The CrowdStrike bug affected certain Windows-based systems, leaving companies running Linux and Mac operating systems largely unscathed. For airlines taken down by the bug, the challenge was to rapidly deploy IT teams to fix systems at hundreds of airports.
“What seems to hamper recovery the most is that this is for the most part a manual, people-driven recovery process,” Gartner Senior Director Analyst Jon Amato told CIO Dive in an email. “Someone, typically an IT support person or at least an end user working under the direct guidance of one, has to physically access every single affected computer to perform the recovery process.”
While airlines rely on multiple customer-facing endpoints to get passengers onto planes and to their destinations, crew-tracking systems were the recovery key for American.
“One of the things that we've learned is that in terms of any disruption, you better keep track of your aircraft, certainly also your crews, wherever they are, and you probably ought to take action as quickly as possible to make sure that you don't lose visibility for the purpose of recovery,” American Airlines CEO Robert Isom said Thursday.
“We've built technology and we've done the right things to ensure that we take early precautions, early steps, and that ultimately results in a better outcome,” he said. “We also benefited by making sure that we have devices and means of communicating with our team members out in the field.”
American Airlines rapidly recovered operations after the CrowdStrike disruption
Delta’s struggles highlighted the perils of crew-reassignment software failures. The company’s CEO Ed Bastian acknowledged that a Delta crew-tracking tool was overwhelmed by the volume of changes triggered by the system shutdown in a Sunday customer update.
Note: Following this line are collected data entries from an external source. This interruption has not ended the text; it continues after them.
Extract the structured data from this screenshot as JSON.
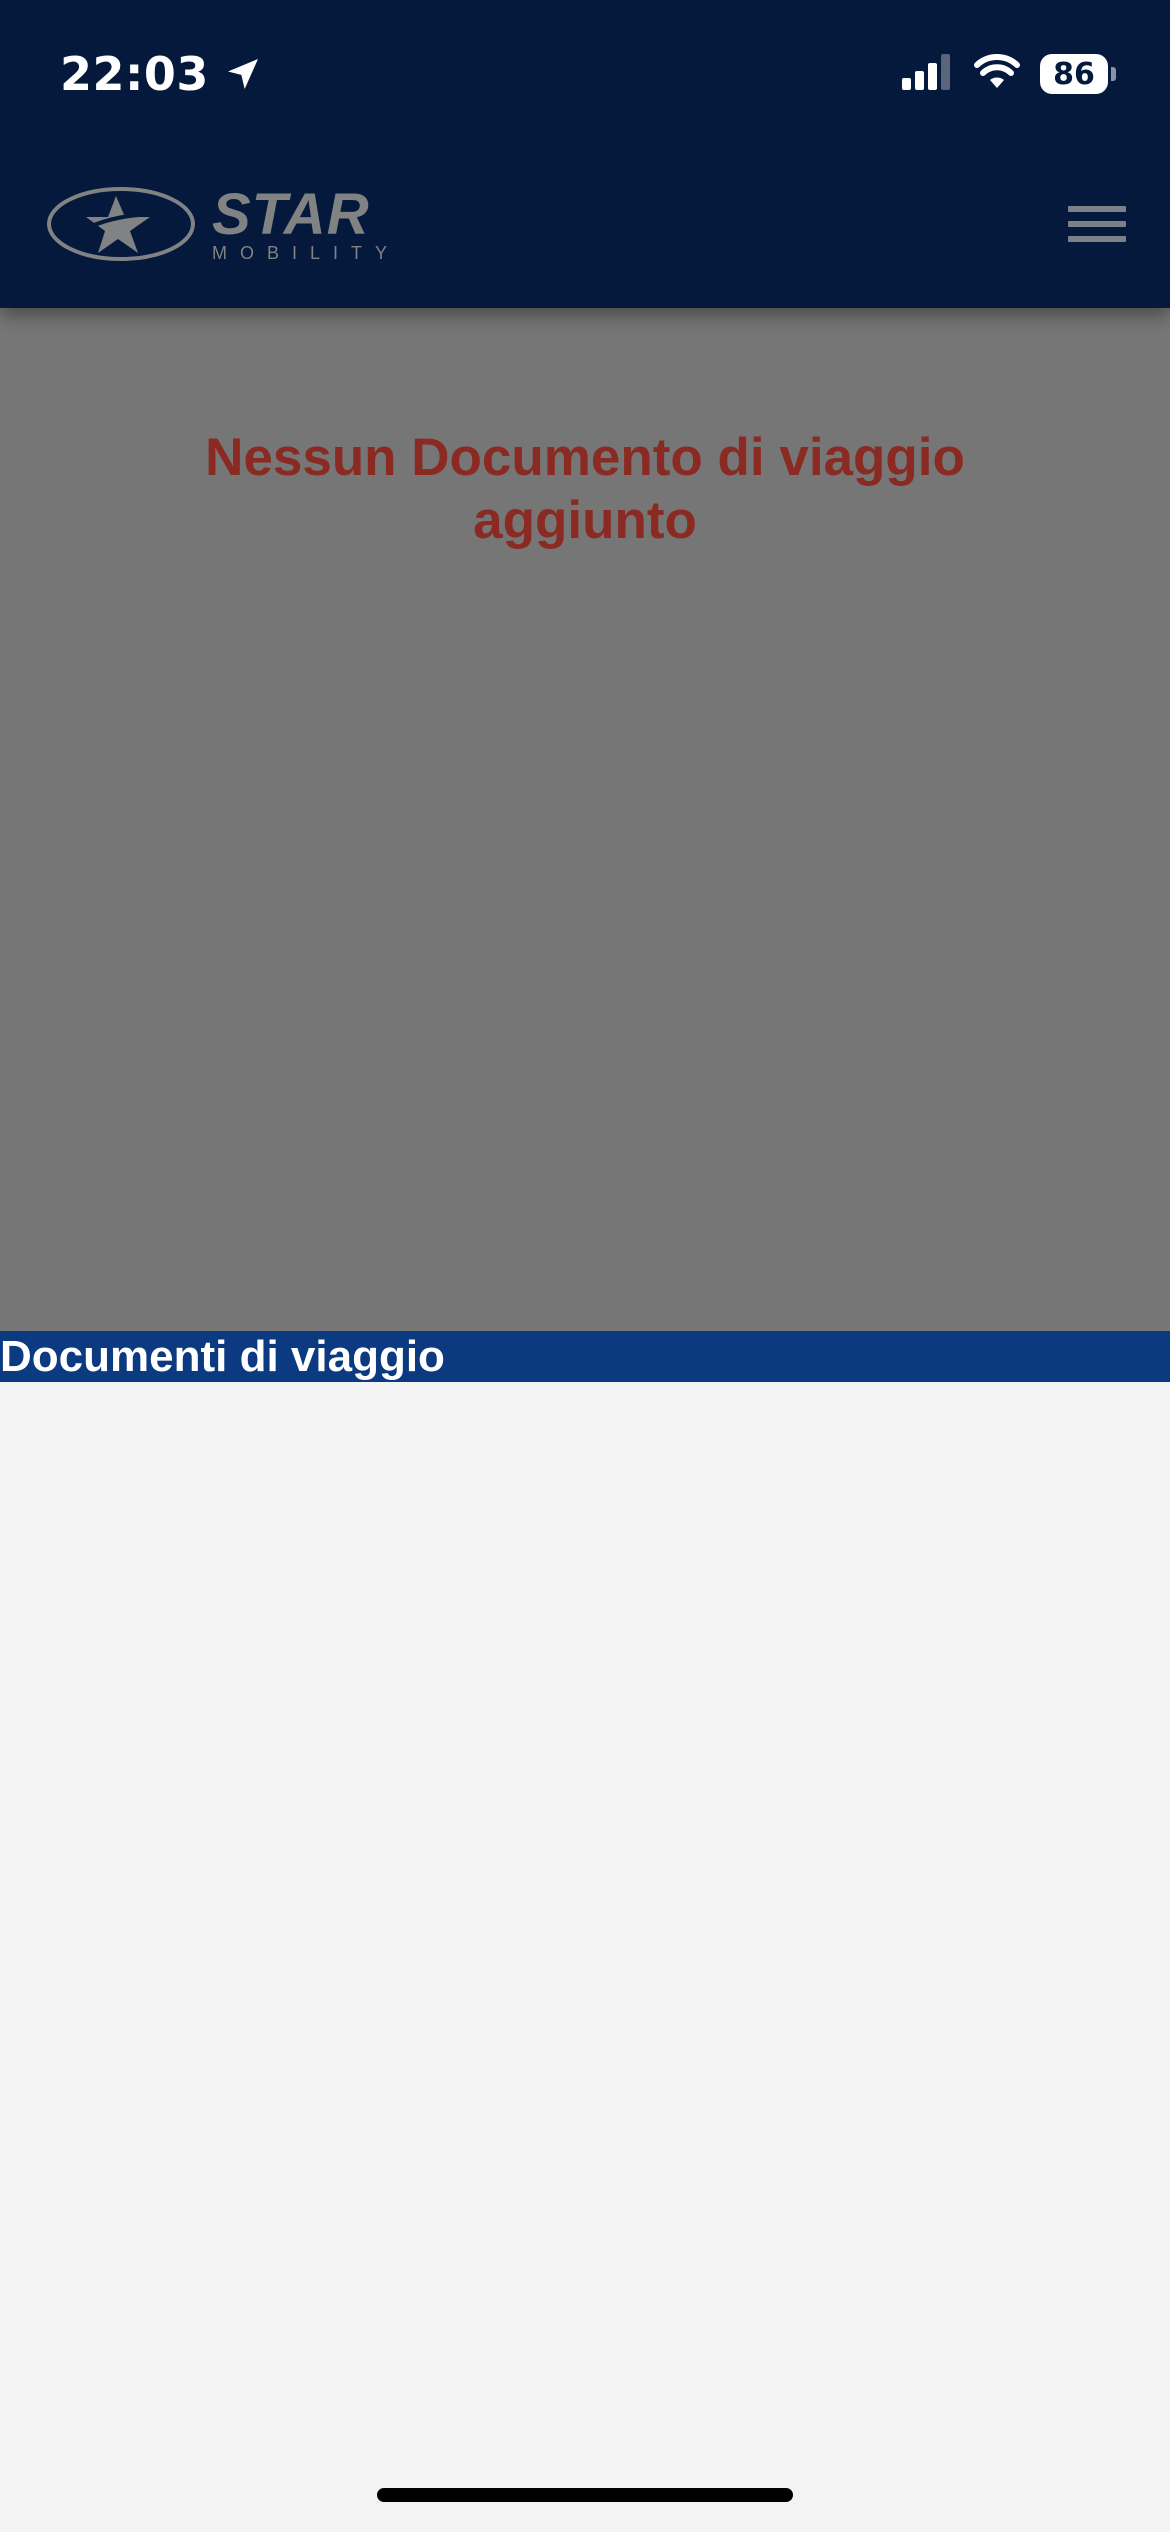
{
  "status_bar": {
    "time": "22:03",
    "battery_level": "86",
    "icons": [
      "location-arrow-icon",
      "cellular-signal-icon",
      "wifi-icon",
      "battery-icon"
    ]
  },
  "app_bar": {
    "logo": {
      "wordmark": "STAR",
      "tagline": "MOBILITY"
    },
    "menu_icon": "hamburger-menu-icon"
  },
  "empty_state": {
    "message": "Nessun Documento di viaggio aggiunto"
  },
  "section": {
    "title": "Documenti di viaggio"
  },
  "colors": {
    "header_bg": "#04193b",
    "overlay_bg": "#767676",
    "empty_message": "#8b2a22",
    "section_bar": "#0b3a80",
    "page_bg": "#f3f3f3"
  }
}
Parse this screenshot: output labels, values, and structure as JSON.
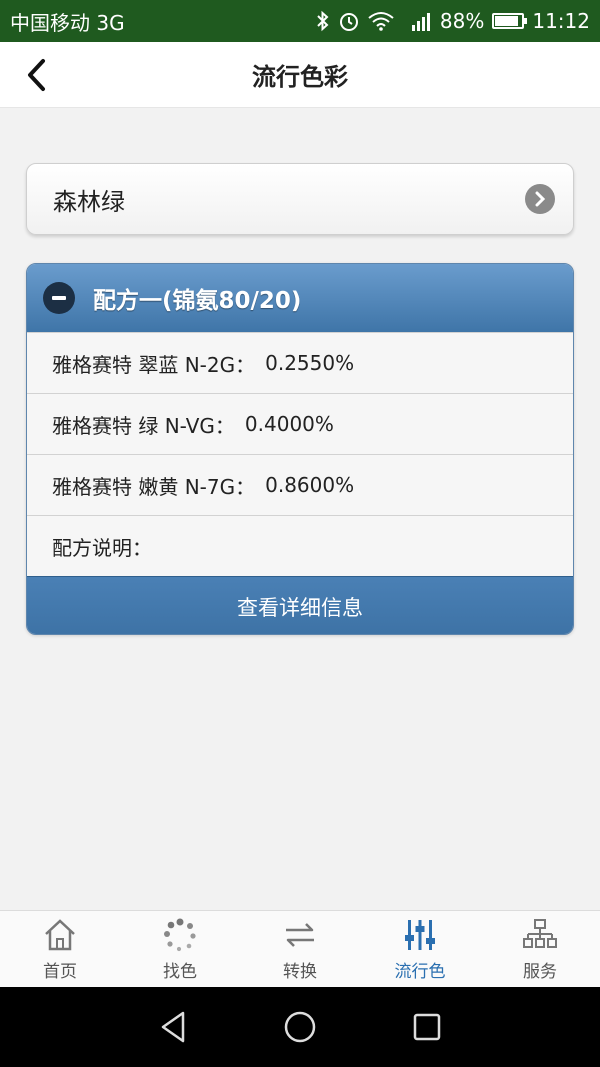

American’s prior experience overcoming weather-related disruptions prepared the airline for this IT crisis, Isom said Thursday. Isom prioritized operations technology investments last year, after a December 2022 storm grounded Southwest Airline’s fleet for over a week during the annual holiday travel blitz. A glitch in Southwest’s crew-reassignment system played a major role in the billion-dollar fiasco.
Delta’s final bill has yet to be tallied. But the U.S. Department of Transportation opened an investigation into the company’s response to the crisis, according to a Tuesday statement by Secretary of Transportation Pete Buttigieg.
From a technical perspective, CIOs will learn more about protecting systems from defective vendor updates in the coming weeks and months.
“More and more factors will come to light as the results of post-mortems are made public,” John Annand, Practice Lead at Info-Tech Research Group, said in an email.
“There is probably a correlation with the specific build of Windows and the affected machines but there is no doubt that automation played a huge role here,” Annand said. “Explainability is what’s going to allow us to learn lessons and perhaps return to some form of testing before applying patches.”